You are probably not interested anymore, but it might help somebody else.
If you run 'awk 'NR>1' network.txt > tmp && mv tmp network.txt' after getting the network file, it works fine.
I was removing the last column like some suggested, but that caused the file to switch from tab separated to space separated. I checked the viper code, and indeed it 'strsplits' the file with tab and it doesn't look past the third column, so this step is unnecessary.
Had a similar issue generating the regulon object using the ARACNe network.txt output file and the same expression matrix used to make the network file. The error message I ran into was "Loading the dataset... Error in readLines(afile) : 'con' is not a connection". I solved this by specifying the path to the network.txt file as a string and then using that string in aracne2regulon(). I also pre-processed the network.txt file as suggested by @Keith Hughitt and @Theo. A warning message appeared, "In readLines(afile): incomplete final line found on "network.txt", which decreases the number of iterations when generating the regulon object. I saved the pre-processed network.txt file using the write_delim() function from the readr package. For those who may still have or come across this issue, here's what I did to fix the problem.
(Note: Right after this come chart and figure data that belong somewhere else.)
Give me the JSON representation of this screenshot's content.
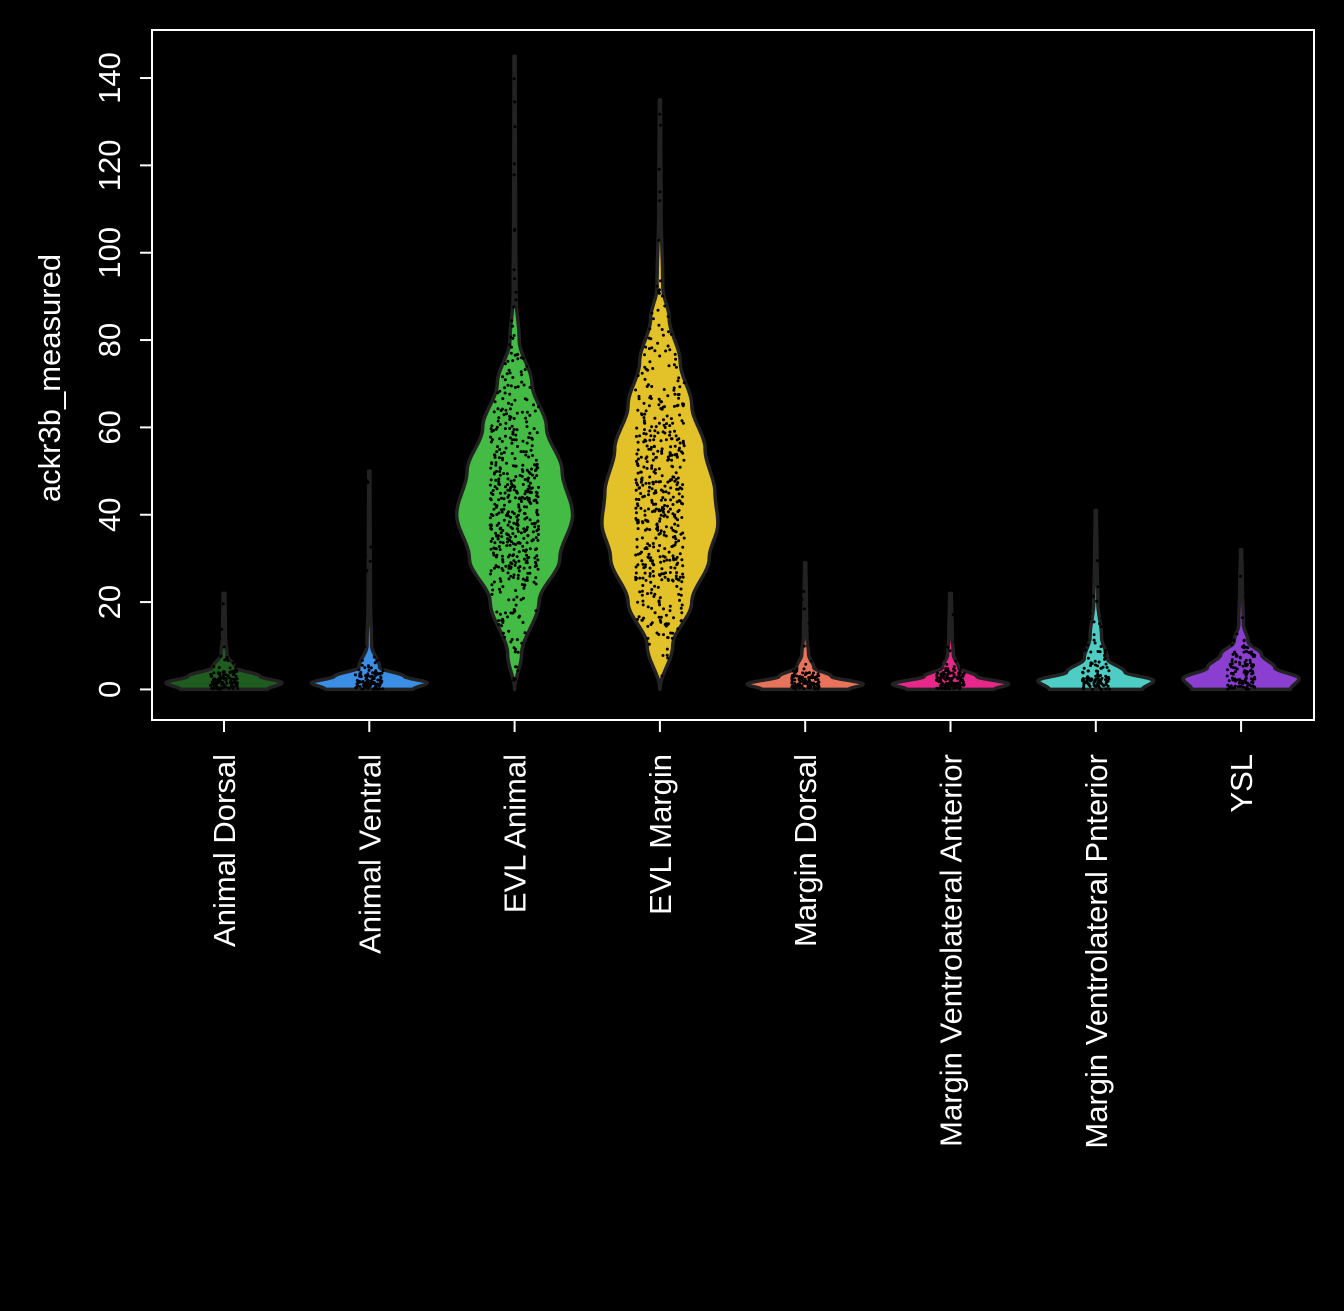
{
  "chart_data": {
    "type": "violin",
    "title": "",
    "xlabel": "",
    "ylabel": "ackr3b_measured",
    "ylim": [
      -7,
      151
    ],
    "yticks": [
      0,
      20,
      40,
      60,
      80,
      100,
      120,
      140
    ],
    "grid": false,
    "legend": "none",
    "colors": {
      "background": "#000000",
      "axes": "#ffffff",
      "text": "#ffffff",
      "violin_edge": "#222222",
      "points": "#000000"
    },
    "categories": [
      "Animal Dorsal",
      "Animal Ventral",
      "EVL Animal",
      "EVL Margin",
      "Margin Dorsal",
      "Margin Ventrolateral Anterior",
      "Margin Ventrolateral Pnterior",
      "YSL"
    ],
    "series": [
      {
        "color": "#1f5c1f",
        "min": 0,
        "max": 22,
        "median": 1,
        "mode": 1.5,
        "profile": [
          [
            0,
            0.75
          ],
          [
            1.5,
            1.0
          ],
          [
            3,
            0.62
          ],
          [
            5,
            0.2
          ],
          [
            8,
            0.05
          ],
          [
            12,
            0.025
          ],
          [
            22,
            0.015
          ]
        ]
      },
      {
        "color": "#3a8ee6",
        "min": 0,
        "max": 50,
        "median": 1,
        "mode": 1.5,
        "profile": [
          [
            0,
            0.75
          ],
          [
            1.5,
            1.0
          ],
          [
            3,
            0.6
          ],
          [
            5,
            0.18
          ],
          [
            10,
            0.04
          ],
          [
            20,
            0.02
          ],
          [
            35,
            0.015
          ],
          [
            50,
            0.01
          ]
        ]
      },
      {
        "color": "#44bb44",
        "min": 0,
        "max": 145,
        "median": 42,
        "mode": 40,
        "profile": [
          [
            0,
            0.0
          ],
          [
            8,
            0.12
          ],
          [
            20,
            0.42
          ],
          [
            30,
            0.78
          ],
          [
            40,
            1.0
          ],
          [
            50,
            0.82
          ],
          [
            60,
            0.55
          ],
          [
            70,
            0.3
          ],
          [
            80,
            0.08
          ],
          [
            90,
            0.025
          ],
          [
            110,
            0.015
          ],
          [
            145,
            0.01
          ]
        ]
      },
      {
        "color": "#e3c128",
        "min": 0,
        "max": 135,
        "median": 40,
        "mode": 38,
        "profile": [
          [
            0,
            0.0
          ],
          [
            10,
            0.22
          ],
          [
            20,
            0.55
          ],
          [
            30,
            0.85
          ],
          [
            38,
            1.0
          ],
          [
            45,
            0.95
          ],
          [
            55,
            0.78
          ],
          [
            65,
            0.55
          ],
          [
            75,
            0.35
          ],
          [
            85,
            0.16
          ],
          [
            92,
            0.05
          ],
          [
            110,
            0.02
          ],
          [
            135,
            0.01
          ]
        ]
      },
      {
        "color": "#e8735a",
        "min": 0,
        "max": 29,
        "median": 1,
        "mode": 1.2,
        "profile": [
          [
            0,
            0.75
          ],
          [
            1.2,
            1.0
          ],
          [
            3,
            0.45
          ],
          [
            5,
            0.15
          ],
          [
            8,
            0.06
          ],
          [
            12,
            0.03
          ],
          [
            20,
            0.02
          ],
          [
            29,
            0.01
          ]
        ]
      },
      {
        "color": "#e8278a",
        "min": 0,
        "max": 22,
        "median": 1,
        "mode": 1.2,
        "profile": [
          [
            0,
            0.75
          ],
          [
            1.2,
            1.0
          ],
          [
            3,
            0.45
          ],
          [
            5,
            0.14
          ],
          [
            8,
            0.05
          ],
          [
            12,
            0.03
          ],
          [
            22,
            0.015
          ]
        ]
      },
      {
        "color": "#4ecdc4",
        "min": 0,
        "max": 41,
        "median": 2,
        "mode": 2,
        "profile": [
          [
            0,
            0.8
          ],
          [
            2,
            1.0
          ],
          [
            4,
            0.5
          ],
          [
            7,
            0.2
          ],
          [
            12,
            0.1
          ],
          [
            20,
            0.035
          ],
          [
            30,
            0.02
          ],
          [
            41,
            0.01
          ]
        ]
      },
      {
        "color": "#8a3fd1",
        "min": 0,
        "max": 32,
        "median": 2,
        "mode": 2.5,
        "profile": [
          [
            0,
            0.85
          ],
          [
            2.5,
            1.0
          ],
          [
            5,
            0.58
          ],
          [
            8,
            0.35
          ],
          [
            11,
            0.12
          ],
          [
            15,
            0.04
          ],
          [
            25,
            0.02
          ],
          [
            32,
            0.01
          ]
        ]
      }
    ]
  }
}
count.mt <- read.table(file = "/path/expression_counts.txt", sep = "\t", header = T, quote = "")
count.mt2 <- count.mt %>% column_to_rownames(var = "gene") %>% as.matrix()
net <- read.table(file = "network.txt", sep = "\t", header = T, quote = "")
net2 <- net %>% dplyr::select(! pvalue)
write_delim(net2, file = "network2.txt", na = "NA", append = F, col_names = F, delim = "\t", quote = "none", escape = "none", eol = "\n")
net3 <- "/path/ARACNe-AP/output/network2.txt"
regulons <- aracne2regulon(afile = net3, eset = count.mt2, format = "3col")